Como se puede suponer, la respuesta del profesorado a esta situación es variada. Desde el que usa la falta de profesionalidad del estudiante como coartada para su abandono científico, hasta el que se desespera porque, tras una larga vida de estudio, apenas puede confiar en que su profesión sobreviva. Pero al margen de estos extremos patéticos, lo general es que una mayoría de profesores quiere mejorar su trabajo, y piensa cómo hacer más eficaz no solo su práctica comunicativa de conocimiento sino la mejora de las prácticas profesionales en general. La verdad es que no saben cómo hacerlo. Por doquier, sólo veo voluntarismo y desolación.
¿Qué hacer en esta situación? Creo que hay que exigir a las Universidades planes de corrección de estos defectos. Esto significa ante todo que hay que cambiar el concepto de autonomía universitaria. Hasta ahora esta ha significado libertad de gasto sin dar cuenta a nadie. Sin embargo, la Universidad ha padecido una intromisión continua en sus fines exclusivos, los planes de estudios y la Investigación. Creo que esto hay que invertirlo. Hay que exigir a las Universidades que den cuenta del último céntimo, pero hay que otorgarles libertad científica e investigadora. Esto es: hay que eliminar la burocracia que lastra el trabajo académico de las universidades y hay que atarles las manos del gasto, que tendría que ajustarse a planes previamente definidos. Justo lo contrario de lo que se ha hecho hasta ahora. No hay que pensar en cambiar los sistemas de gobernanza, que son suficientemente democráticos.

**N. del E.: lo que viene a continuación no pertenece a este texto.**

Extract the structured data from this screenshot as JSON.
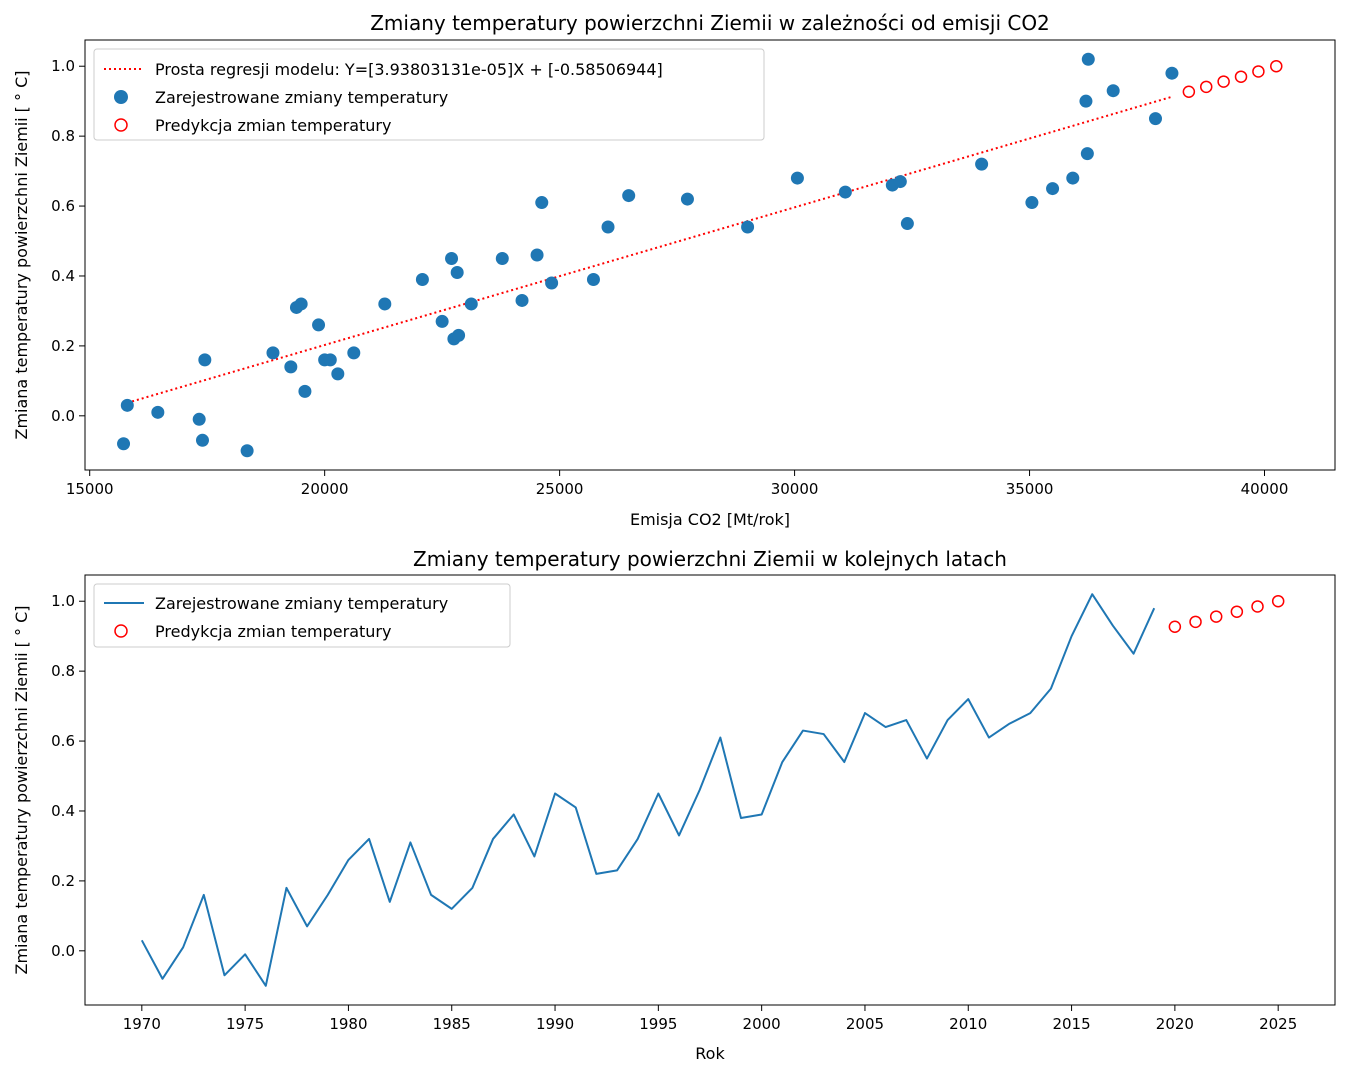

Hay que pensar en dedicar la Universidad a sus fines, dándole libertad para reflexionar sobre la manera de mejorar la docencia y la investigación. Ninguna mejora se hará desde fuera. Pero tampoco se logrará ninguna sin darle la libertad de reflexión y de actuación para cambiar. Es la única actitud coherente. La que se ha mantenido hasta ahora viene inspirada por una desconfianza estéril y por un dirigismo abstracto, que produce en la Universidad una resistencia completa y suicida al cambio. Esto a su vez ofrece la coartada perfecta para una adicional política invasiva de desmantelamiento. Aquí, sin duda, sólo nos salvará una revolución mental e intelectual.